Advanced simulations for the differential diagnosis of sensorineural pathologies

The MAPsim simulator reconstructs an acoustic signal from the auditory nerve firing pattern predicted by the MATLAB© Auditory Periphery model. Stimuli reconstructed with various simulated sensorineural pathologies were presented to normally hearing (NH) participants in psychophysical tasks. This enabled studying the impact of specific pathologies on performance and developing tasks designed to detect specific pathologies. MAP predicts that efferent reflexes may play an important role in dynamic range adaptation at the auditory-nerve level, the acoustic reflex shifting rate-level functions towards a context level and the medial olivocochlear reflex sharpening auditory nerve sensitivity around that level.

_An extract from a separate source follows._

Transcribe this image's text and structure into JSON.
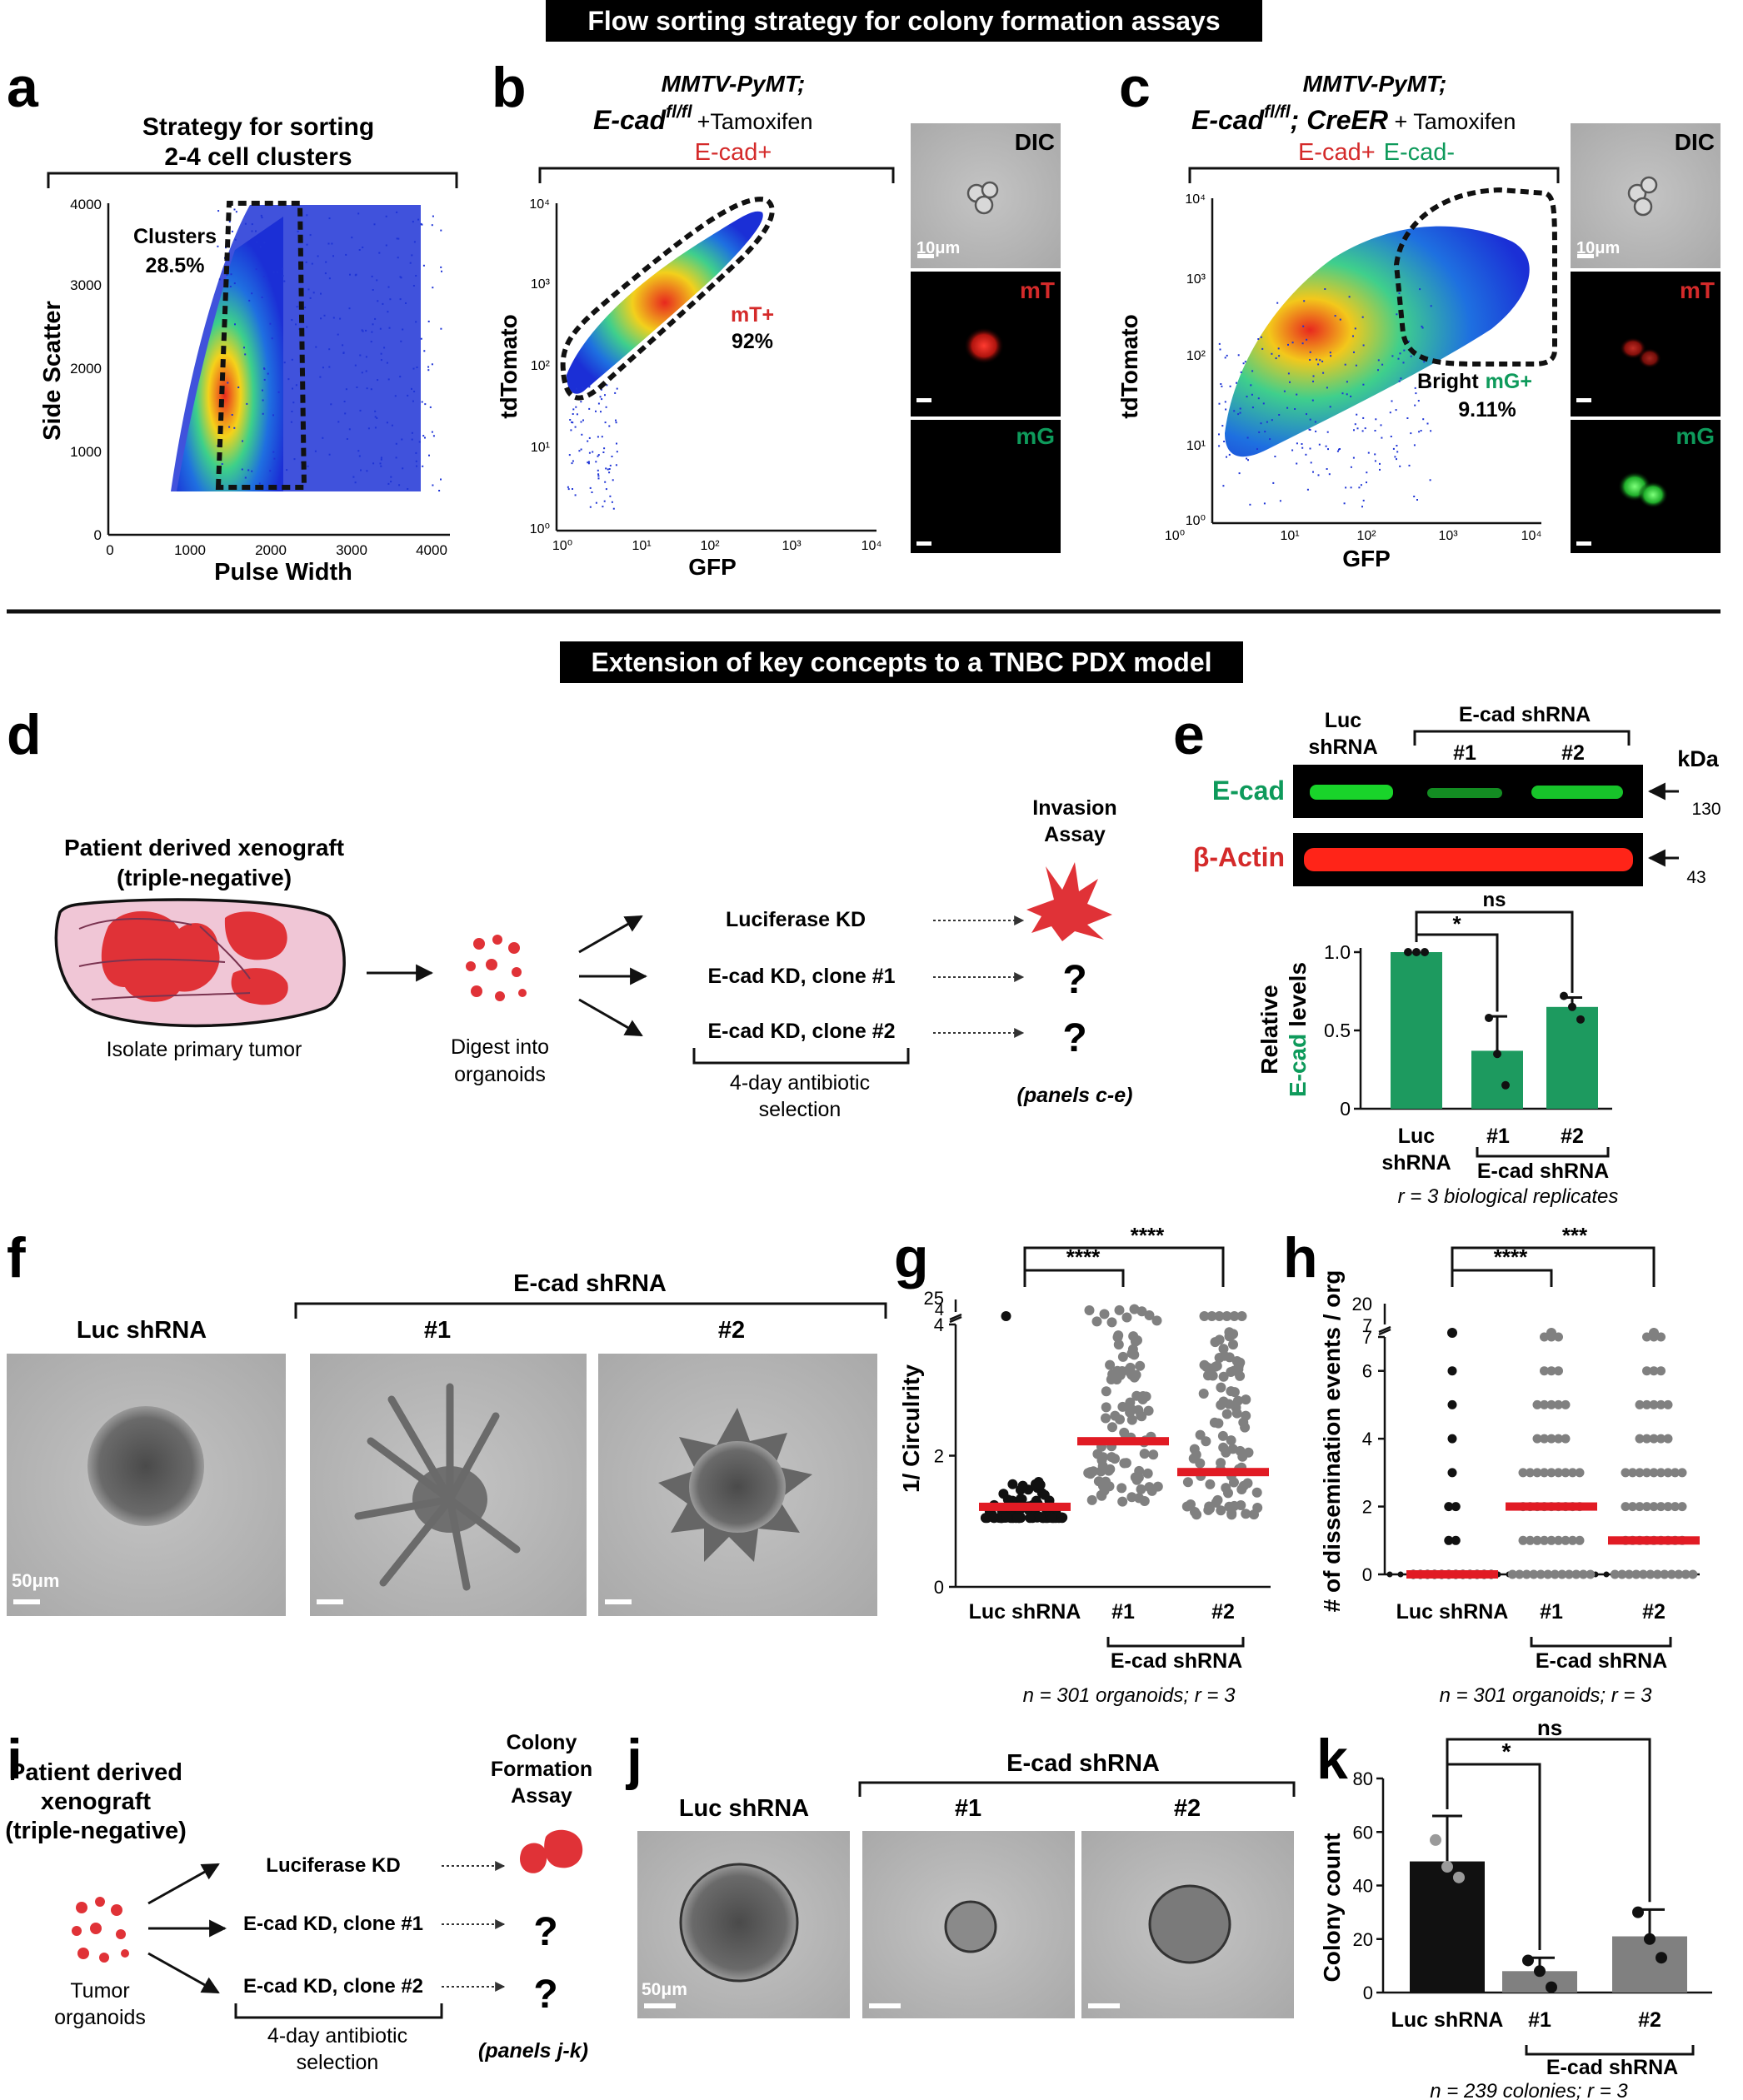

A NH implementation of MAPsim was validated for speech reception thresholds in noise (Grange et al., 2022). Disabling efferent reflexes significantly reduced dynamic range adaptation, and due to the saturation of high spontaneous rate fibres, speech intelligibility.

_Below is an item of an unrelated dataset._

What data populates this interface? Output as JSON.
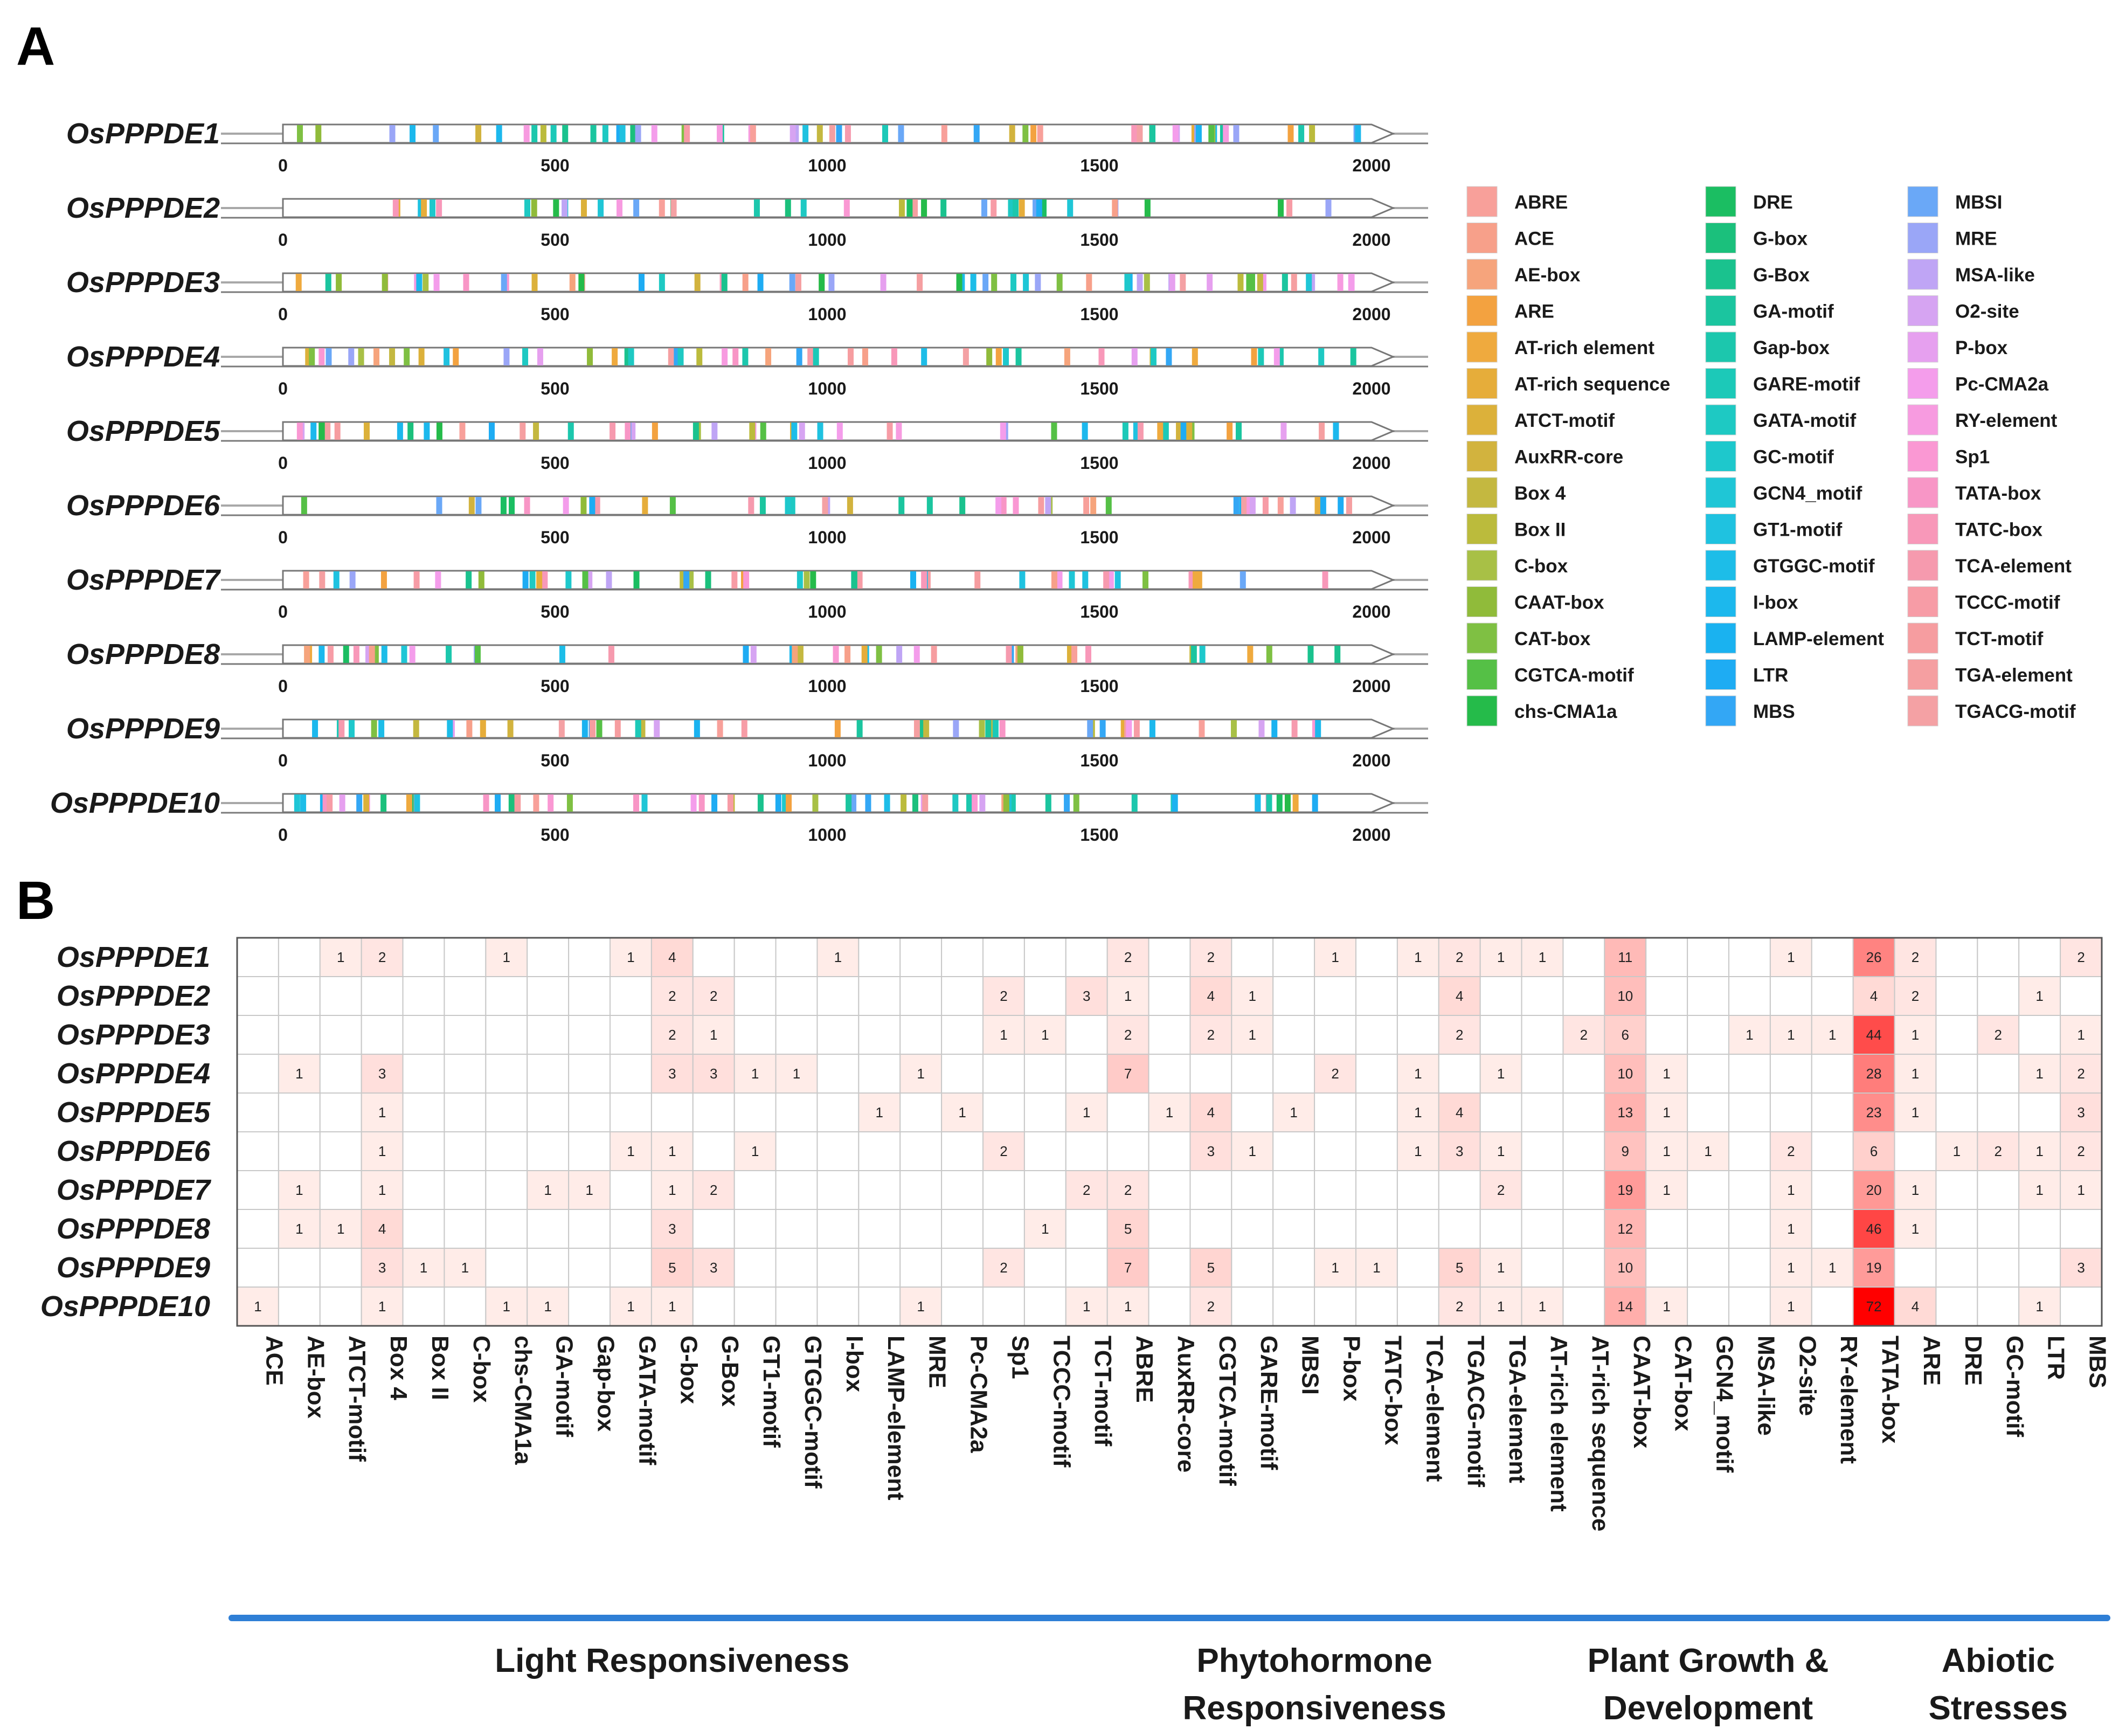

Simulating general deafferentation with stochastic under-sampling alone, 90% of fibres had to be knocked out for speech reception thresholds (SRTs) to measurably degrade. With the correct reduction of efferent signals caused by a decrease in efferent signals, 75% deafferentation yielded a 3 dB SRT elevation from NH. In interaural time delay discrimination, the combined effect of reduced efferent signals elevated thresholds from 19 μs with unprocessed or NH processed stimuli to 60 μs at 75% deafferentation. Selective knockout of low spontaneous rate fibres degraded temporal envelope coding, elevating natural and unvoiced SRTs by 1 and 4.5 dB from the NH condition, respectively. In amplitude-modulation detection, such synaptopathy elevated thresholds more for lower than for higher modulation rates. Overall, synaptopathy severely impaired temporal envelope processing, when the knockout of high spontaneous rate fibres did not. In knocking out outer haircells, while 75% knockout led to an overall 2 dB SRT elevation, the benefits of dip-listening and fundamental-frequency discrimination did not significantly drop. A total knockout of outer haircells removed and halved the benefits of dip-listening and F0 segregation, respectively. A reduction of endocochlear potential from 100 to 12.5 mV led to similar endpoints, but via a gradual reduction in dip-listening and F0-segregation benefits.

Overall, our findings suggest that (1) efferent reflexes are key in adequate simulations of normal and impaired hearing, (2) efferent reflexes interact with deafferentation, (3) synaptopathy may be detectable by probing patients' temporal envelope processing abilities and (4) MAPsim paves the way to revealing the psychophysical signatures of most sensorineural pathologies.